While attending the opening reception of the exhibition Belle Haleine – The Scent of Art at Museum Tinguely in Basel (Switzerland), we ran into the artist Kristoffer Myskja, whose kinetic artwork Smoking Machine (2007/2014) is part of this experimental exhibition that has its focus on art that deals with the sense of smell. In this video, Kristoffer Myskja talks about the idea behind this piece and his work in general.
The Norwegian artist Kristoffer Myskja creates complex kinetic sculptures that operate like a perpetuum mobile. With his Smoking Machine, we are presented with the absurd idea of a machine that smokes cigarettes and produces a fume that is thoroughly detrimental to health – human death.

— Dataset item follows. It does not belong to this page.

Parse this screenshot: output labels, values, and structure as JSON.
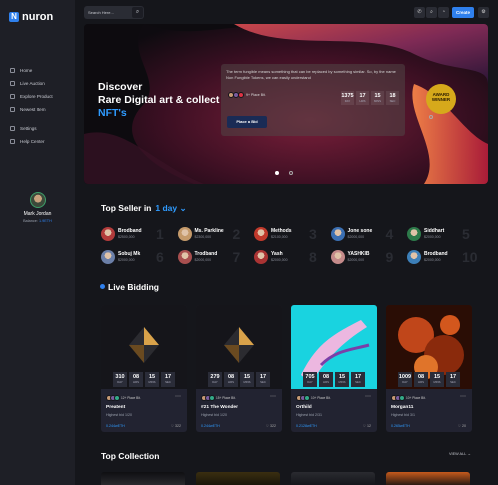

The exhibition Belle Haleine – The Scent of Art at Museum Tinguely aims to shed light on the fascination world of odor and olfactory art. On display are works by Marcel Duchamp (the famous “Air de Paris”, Parisian air enclosed in an ampule), Ernesto Neto (“Mentre ninety accade”, an installation consisting of pouches filled with sand, black pepper, turmeric, ginger, and cloves), Piero Manzoni (the infamous tin can filled with “Merda d’artista“, Sissel Tolaas (a white cube filled with the cold sweat of 11 men who suffer from serious phobias), Kristoffer Myskja (a machine that smokes cigarettes), and many others.
Kristoffer Myskja: Smoking Machine (2007/2014). Interview with Artist Kristoffer Myskja on the occasion of the opening reception of the exhibition Belle Haleine – The Scent of Art at Museum Tinguely, Basel (Switzerland), February 20, 2015.